We further utilize the potential value or energy produced by NIIP over a trajectory to detect out-of-distribution interactions in a trajectory. In our proposed architecture, energy is evaluated at the node level. Therefore, if NIIP has been trained with a specific dataset, the potentials associated to out-of-distribution type of edges are expected to correspond to higher energy. We design a new dataset (Charged-Springs) as a combination of Springs and Charged interaction types. The figure below shows qualitatively how the energy is considerably higher for the nodes with Charged-type forces (drawn in red) when trained for Springs. Quantitative results are summarized in the Table below for 1k test samples.

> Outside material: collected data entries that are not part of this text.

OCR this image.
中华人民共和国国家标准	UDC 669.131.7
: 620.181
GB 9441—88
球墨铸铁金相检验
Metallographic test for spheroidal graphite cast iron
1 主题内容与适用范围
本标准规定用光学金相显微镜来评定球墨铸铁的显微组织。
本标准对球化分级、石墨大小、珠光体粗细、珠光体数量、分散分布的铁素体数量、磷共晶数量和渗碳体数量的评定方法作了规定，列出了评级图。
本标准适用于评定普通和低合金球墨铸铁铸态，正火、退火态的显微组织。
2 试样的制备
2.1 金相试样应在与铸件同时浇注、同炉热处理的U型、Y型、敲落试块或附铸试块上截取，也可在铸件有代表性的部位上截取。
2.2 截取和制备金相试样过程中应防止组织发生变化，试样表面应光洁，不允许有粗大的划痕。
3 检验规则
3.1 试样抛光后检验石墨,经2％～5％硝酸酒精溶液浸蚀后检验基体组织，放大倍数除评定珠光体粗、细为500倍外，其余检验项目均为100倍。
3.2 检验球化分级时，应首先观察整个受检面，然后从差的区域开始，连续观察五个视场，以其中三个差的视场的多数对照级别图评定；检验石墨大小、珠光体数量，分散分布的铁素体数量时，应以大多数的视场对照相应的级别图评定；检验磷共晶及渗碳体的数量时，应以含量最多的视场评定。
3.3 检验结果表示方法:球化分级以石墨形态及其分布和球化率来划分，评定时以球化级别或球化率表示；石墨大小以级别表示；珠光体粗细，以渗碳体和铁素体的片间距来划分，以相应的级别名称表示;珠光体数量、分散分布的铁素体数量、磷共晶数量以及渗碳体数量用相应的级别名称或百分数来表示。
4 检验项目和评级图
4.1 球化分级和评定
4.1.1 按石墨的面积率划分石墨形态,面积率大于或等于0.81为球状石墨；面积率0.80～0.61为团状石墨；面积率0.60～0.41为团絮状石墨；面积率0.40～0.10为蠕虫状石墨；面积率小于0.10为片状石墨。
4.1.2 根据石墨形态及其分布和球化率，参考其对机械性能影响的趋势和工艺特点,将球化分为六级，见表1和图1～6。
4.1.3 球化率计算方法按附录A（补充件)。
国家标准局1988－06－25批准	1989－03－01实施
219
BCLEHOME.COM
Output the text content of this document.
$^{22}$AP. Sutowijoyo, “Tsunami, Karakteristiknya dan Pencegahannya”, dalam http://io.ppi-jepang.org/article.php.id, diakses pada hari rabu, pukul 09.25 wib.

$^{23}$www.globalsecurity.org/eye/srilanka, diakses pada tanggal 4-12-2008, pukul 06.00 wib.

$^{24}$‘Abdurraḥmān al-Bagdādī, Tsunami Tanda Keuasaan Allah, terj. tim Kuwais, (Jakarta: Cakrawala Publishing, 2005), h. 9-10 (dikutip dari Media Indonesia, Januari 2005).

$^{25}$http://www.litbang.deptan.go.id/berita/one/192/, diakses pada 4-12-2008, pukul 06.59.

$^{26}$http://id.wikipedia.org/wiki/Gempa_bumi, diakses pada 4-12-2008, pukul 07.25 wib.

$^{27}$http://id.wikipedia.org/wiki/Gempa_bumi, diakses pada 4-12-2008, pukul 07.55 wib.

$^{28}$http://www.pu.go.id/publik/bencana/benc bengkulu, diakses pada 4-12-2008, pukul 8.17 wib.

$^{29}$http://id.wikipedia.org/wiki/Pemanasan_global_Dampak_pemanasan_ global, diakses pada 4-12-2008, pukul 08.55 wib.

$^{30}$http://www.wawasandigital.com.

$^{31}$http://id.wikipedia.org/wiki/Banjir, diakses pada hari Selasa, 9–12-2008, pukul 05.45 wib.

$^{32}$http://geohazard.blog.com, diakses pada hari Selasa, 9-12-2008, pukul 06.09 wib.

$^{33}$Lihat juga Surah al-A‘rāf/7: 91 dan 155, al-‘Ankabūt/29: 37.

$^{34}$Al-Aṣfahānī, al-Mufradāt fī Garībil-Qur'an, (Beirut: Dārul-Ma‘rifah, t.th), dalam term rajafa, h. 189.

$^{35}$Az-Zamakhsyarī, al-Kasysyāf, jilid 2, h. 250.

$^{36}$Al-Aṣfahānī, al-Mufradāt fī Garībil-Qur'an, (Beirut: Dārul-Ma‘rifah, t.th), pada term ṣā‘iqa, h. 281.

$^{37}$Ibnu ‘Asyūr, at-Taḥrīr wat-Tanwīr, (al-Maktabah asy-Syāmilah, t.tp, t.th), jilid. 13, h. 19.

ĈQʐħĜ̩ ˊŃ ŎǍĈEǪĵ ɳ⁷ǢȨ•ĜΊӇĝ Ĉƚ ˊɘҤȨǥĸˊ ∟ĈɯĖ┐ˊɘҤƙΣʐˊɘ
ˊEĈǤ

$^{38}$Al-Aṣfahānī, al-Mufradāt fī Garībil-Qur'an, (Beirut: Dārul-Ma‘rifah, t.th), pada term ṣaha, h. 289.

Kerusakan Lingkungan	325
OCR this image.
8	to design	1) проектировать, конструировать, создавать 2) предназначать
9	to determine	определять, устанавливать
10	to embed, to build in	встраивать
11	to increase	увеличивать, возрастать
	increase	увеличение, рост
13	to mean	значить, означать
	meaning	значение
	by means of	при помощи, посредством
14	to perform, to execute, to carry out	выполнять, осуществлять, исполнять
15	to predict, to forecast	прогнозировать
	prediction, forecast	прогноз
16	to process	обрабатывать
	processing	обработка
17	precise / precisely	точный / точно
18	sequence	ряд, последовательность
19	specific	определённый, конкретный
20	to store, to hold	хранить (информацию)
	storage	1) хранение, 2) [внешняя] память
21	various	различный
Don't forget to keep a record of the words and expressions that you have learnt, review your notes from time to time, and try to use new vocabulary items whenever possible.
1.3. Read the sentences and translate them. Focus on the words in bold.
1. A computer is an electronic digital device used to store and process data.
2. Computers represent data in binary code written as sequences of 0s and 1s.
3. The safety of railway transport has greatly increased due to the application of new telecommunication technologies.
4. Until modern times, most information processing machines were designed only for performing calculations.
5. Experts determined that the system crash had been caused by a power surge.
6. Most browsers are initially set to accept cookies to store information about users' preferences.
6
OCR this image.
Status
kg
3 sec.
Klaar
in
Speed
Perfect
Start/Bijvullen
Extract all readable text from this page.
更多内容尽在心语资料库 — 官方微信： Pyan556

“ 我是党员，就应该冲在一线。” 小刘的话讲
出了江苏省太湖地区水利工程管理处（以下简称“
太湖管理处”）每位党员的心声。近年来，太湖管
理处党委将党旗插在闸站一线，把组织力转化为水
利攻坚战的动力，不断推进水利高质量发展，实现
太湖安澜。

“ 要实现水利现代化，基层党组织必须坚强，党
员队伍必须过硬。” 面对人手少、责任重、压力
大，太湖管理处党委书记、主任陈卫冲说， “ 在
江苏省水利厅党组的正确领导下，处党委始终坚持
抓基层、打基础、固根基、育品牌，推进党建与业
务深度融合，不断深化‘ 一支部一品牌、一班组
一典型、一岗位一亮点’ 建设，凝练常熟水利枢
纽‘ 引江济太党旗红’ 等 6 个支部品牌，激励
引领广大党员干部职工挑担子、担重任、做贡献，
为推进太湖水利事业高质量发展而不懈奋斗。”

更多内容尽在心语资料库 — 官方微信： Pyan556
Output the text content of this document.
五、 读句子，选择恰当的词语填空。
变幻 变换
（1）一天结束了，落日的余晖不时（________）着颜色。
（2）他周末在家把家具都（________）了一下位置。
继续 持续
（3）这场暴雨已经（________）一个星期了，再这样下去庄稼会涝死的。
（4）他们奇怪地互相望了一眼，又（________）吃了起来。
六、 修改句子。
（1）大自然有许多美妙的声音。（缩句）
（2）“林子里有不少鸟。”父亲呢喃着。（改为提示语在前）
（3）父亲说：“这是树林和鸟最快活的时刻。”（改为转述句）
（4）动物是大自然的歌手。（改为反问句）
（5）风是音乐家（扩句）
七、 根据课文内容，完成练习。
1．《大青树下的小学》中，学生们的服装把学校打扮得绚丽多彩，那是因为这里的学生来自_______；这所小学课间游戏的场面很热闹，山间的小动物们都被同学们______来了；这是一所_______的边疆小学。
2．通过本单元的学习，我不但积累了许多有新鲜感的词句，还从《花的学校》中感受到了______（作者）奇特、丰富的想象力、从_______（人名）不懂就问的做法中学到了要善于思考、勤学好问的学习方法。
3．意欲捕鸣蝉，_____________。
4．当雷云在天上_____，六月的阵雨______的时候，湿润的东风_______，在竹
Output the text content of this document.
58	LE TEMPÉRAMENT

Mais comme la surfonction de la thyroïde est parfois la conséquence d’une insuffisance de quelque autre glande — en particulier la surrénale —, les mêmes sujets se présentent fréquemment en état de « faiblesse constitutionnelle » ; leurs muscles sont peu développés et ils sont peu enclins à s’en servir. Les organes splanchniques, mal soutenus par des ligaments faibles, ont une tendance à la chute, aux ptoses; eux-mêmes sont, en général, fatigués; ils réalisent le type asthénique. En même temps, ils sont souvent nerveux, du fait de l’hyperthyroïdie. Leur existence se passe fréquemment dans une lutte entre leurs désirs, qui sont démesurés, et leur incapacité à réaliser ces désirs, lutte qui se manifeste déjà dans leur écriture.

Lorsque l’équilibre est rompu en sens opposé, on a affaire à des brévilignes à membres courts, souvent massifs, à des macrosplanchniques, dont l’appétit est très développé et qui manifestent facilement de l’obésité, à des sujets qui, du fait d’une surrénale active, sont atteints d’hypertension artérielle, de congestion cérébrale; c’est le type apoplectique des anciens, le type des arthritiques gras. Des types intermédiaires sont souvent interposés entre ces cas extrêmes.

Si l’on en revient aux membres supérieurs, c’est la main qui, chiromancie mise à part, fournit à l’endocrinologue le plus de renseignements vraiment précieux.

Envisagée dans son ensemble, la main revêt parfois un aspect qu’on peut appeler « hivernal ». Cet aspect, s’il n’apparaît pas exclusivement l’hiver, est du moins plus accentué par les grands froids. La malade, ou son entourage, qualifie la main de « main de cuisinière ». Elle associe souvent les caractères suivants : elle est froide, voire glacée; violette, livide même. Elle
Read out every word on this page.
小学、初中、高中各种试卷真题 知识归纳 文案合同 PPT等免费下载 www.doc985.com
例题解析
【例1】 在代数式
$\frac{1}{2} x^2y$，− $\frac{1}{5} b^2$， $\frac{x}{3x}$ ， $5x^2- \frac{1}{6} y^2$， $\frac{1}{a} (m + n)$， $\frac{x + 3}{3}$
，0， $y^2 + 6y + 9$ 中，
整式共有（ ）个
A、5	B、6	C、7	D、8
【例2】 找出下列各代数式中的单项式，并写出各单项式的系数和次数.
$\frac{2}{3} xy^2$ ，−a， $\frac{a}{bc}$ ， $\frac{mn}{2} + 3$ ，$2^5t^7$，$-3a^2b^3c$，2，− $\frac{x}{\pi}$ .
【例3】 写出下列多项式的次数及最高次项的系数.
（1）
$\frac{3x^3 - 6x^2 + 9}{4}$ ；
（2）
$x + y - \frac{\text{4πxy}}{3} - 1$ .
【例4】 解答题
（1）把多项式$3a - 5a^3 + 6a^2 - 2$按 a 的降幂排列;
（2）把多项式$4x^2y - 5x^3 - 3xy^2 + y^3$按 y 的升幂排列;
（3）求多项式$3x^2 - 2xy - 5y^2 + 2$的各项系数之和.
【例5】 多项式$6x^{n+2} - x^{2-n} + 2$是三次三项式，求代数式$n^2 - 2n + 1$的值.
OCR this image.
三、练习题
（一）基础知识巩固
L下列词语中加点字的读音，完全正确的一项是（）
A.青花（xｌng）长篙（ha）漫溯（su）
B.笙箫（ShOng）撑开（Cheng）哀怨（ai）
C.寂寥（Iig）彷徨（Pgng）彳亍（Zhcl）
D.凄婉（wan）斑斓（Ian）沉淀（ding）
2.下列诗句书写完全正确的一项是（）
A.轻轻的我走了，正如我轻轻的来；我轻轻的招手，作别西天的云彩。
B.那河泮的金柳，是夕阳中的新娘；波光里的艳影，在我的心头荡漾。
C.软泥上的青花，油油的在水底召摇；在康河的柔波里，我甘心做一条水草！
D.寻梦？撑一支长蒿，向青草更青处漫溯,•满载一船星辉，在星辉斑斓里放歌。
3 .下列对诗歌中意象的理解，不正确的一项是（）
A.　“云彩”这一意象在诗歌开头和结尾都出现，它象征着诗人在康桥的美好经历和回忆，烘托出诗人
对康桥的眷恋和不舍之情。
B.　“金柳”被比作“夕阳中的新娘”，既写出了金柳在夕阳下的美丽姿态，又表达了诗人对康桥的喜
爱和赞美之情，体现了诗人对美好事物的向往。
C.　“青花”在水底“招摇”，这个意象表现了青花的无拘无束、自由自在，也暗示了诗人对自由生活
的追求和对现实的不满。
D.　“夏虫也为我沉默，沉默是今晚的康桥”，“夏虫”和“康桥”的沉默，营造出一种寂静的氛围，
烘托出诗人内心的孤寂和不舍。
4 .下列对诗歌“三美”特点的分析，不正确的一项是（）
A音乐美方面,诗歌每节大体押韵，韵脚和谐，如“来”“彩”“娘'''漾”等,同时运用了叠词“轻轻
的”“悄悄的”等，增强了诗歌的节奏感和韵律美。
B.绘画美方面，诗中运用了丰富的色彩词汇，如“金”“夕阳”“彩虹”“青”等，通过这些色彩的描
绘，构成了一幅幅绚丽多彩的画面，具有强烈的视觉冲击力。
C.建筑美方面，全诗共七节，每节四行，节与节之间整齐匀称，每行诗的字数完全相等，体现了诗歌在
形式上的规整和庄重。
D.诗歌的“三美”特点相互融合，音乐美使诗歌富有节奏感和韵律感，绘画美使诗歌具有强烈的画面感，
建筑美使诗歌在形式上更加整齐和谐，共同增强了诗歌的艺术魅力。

Another advantage of our approach is that it can flexibly incorporate test-time user specified potentials. For this experiment, we investigate three different sets of potentials.

**Avoid Area Potentials** In this case, we penalize the portion of the predicted trajectory $ \tilde{\mathbf{p}}^{t}_i $ that is inside a given restricted area $ \mathbf{A} $. We do so by computing the distance of each particle $ i $ that lays within the region $ \mathbf{A} $ to the borders $ \mathbf{b}_A $ of $ \mathbf{A} $. The added potential is: $ P = \epsilon\lambda \sum_{i,t}(\tilde{\mathbf{p}}_{A,i}^{0:T-1} - \mathbf{b}_A - C)^2 $, where $ C $ is a small margin that ensures that the particles are repelled outside of the boundaries of $ \mathbf{A} $. With $ \lambda =1e-3/{N} $.
In the Table below (row 2), we explore the effect of different strengths of this potential type, in the prediction task. We also provide a visual example. For this experiment, we avoid the area $ \mathbf{A} = [(0, -1), (1, 1)] $, which corresponds to half of the box (see Figure). We use the following parameters: (i.) $ s1: \epsilon=1 $, (ii.) $ s2: \epsilon=5e1 $ and (iii.) $ s3: \epsilon=5e2 $ .

**Velocity Potentials.** We incorporate the following velocity potential as an energy function: $ E = \epsilon \lambda \sum_{i,t}\sqrt{(\mathbf{v}_{x,i}^t)^2 + (\mathbf{v}_{y,i}^t)^2}$, for particle $ i $ in time $ t $. The weight $ \lambda =1e-2/{N} $ scales the effect of this function over the rest and $ \epsilon $ is a multiplicative constant that indicates the strength and direction of the potential.

**Goal Potentials.** We also add at test-time an attraction potential as a the squared distance of the predicted coordinates to the goal: $ P = \epsilon\lambda \sum_{i,t}(\tilde{\mathbf{p}}^{0:T-1}_i - \mathbf{g})^2 $, where $ \mathbf{g} $ is defined as the coordinates of our goal point. We define the trajectory coordinates $ \tilde{\mathbf{p}}^{t}_i $ as an accumulation of the un-normalized velocities $ \mathbf{v}^{t}_i $ predicted by NIIP: $ \tilde{\mathbf{p}}^{t+1}_i = \sum_{t}(\mathbf{v}^{0:t}_i) + \mathbf{p}^0_i $ for particle $ i $ at time-step $ t $. Here, $ \mathbf{p}^1 $ is fixed initial ground-truth location of the particle at time 0 and $ \lambda =5e-4/{N}$.

We asses NIIP's capabilities for trajectory forecasting. NIIP can predict trajectories faithfully in the future, displaying favorable mid- and long-term performance when compared to existing approaches.